Mitochondrial GSSG reductase activity was measured according to the method of Smith and coworkers [19]. Briefly, mitochondria (40–100 µg protein) were incubated in potassium phosphate buffer (100 mmol/l: pH 7.5) containing 0.2 mmol/l GSSG. To these samples, NADPH (0.2 mmol/l) was added and the rate of NADPH loss was monitored by following the absorbance loss at 340 nm.

Mitochondrial glutaredoxin reductase activity was determined according to the method of Gladyshev and co-workers [20]. Mitochondria (20–50 µg of protein) were added to a potassium phosphate buffer (100 mmol/l: pH 7.5) containing 0.2 mmol/l NADPH, 0.5 mmol/l GSH, and 0.4 units of GSSG reductase. To these samples, hydroxyethyldisulfide (HEDS: 2 mmol/l) was added and the decrease in absorbance of NADPH at 340 nm was monitored for 10 min.

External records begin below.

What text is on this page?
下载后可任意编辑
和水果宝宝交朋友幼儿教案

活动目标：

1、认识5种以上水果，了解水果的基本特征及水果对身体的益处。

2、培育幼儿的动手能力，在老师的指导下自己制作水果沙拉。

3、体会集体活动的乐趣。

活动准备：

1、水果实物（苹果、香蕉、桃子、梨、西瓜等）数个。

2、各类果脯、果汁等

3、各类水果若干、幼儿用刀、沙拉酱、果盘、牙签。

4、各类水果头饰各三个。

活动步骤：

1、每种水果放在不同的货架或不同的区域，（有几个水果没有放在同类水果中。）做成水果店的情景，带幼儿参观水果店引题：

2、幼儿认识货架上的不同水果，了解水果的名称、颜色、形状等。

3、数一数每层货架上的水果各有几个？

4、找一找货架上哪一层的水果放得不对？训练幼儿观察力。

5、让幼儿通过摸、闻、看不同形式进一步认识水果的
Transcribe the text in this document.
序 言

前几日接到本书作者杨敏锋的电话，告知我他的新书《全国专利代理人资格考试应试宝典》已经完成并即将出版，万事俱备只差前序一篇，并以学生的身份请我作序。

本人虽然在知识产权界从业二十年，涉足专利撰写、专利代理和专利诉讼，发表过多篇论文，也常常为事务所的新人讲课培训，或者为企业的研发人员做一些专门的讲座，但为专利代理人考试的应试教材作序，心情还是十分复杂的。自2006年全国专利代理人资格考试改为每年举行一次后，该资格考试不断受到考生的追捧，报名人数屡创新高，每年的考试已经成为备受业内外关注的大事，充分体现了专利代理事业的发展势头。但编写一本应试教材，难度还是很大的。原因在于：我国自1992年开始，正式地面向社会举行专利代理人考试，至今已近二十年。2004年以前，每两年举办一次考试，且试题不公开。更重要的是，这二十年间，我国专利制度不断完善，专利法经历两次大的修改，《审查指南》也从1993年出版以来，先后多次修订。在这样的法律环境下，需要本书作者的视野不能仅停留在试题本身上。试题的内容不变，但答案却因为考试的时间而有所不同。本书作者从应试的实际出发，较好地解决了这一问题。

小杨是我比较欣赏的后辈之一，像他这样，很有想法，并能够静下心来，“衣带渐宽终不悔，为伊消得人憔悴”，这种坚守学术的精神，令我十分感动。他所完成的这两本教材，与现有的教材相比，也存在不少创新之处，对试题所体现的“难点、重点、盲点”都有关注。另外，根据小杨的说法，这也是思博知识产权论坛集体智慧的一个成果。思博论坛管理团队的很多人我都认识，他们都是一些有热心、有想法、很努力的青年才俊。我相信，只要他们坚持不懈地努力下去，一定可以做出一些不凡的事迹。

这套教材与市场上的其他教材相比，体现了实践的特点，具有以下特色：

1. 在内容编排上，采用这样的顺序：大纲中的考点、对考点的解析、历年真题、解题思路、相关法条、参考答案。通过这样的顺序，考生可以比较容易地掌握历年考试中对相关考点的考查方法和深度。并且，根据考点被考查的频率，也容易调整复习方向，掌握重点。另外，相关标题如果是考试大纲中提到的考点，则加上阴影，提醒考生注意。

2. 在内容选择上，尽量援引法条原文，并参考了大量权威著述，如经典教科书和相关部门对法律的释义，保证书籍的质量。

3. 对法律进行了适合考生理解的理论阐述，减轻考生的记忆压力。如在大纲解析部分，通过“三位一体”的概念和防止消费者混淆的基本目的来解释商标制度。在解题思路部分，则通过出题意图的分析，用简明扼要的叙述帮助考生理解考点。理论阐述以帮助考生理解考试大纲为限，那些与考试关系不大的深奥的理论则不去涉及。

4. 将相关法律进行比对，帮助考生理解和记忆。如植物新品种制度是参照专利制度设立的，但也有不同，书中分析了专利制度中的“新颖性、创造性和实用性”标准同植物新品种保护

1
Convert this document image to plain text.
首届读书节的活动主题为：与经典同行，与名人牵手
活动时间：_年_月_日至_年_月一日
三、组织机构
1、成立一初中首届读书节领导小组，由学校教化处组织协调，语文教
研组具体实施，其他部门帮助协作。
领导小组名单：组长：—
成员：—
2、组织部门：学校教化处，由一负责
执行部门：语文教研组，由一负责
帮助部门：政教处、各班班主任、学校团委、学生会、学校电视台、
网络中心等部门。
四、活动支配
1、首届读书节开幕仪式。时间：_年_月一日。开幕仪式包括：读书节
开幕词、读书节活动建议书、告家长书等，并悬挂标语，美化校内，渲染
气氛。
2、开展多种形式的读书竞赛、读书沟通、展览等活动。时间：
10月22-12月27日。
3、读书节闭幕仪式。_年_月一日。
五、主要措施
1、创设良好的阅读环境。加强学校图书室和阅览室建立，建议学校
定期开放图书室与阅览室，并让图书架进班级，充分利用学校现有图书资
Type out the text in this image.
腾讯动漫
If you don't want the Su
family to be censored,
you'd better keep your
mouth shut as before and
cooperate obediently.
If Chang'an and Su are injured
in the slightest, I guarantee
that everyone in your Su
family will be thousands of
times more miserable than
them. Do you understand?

One unit of enzyme activity was defined as 1 µmol of NADPH oxidized per min.

Complex IV (cytochrome c oxidase) activity

Cytochrome c oxidase activity of isolated mitochondria was measured by using a commercially available kit from Sigma (Cytoc-ox1). Mitochondria (2 µg protein) were added to the assay buffer, which consisted of 10 mmol/l Tris-HCl, pH 7.0, and 120 mmol/l KCl. To these samples, 50 µl of reduced cytochrome C (0.22 mmol/l) were added and changes in absorbance at 550 nm were monitored for 1 min. An extinction coefficient of 21,840 M−1cm−1 was used to quantify the activity.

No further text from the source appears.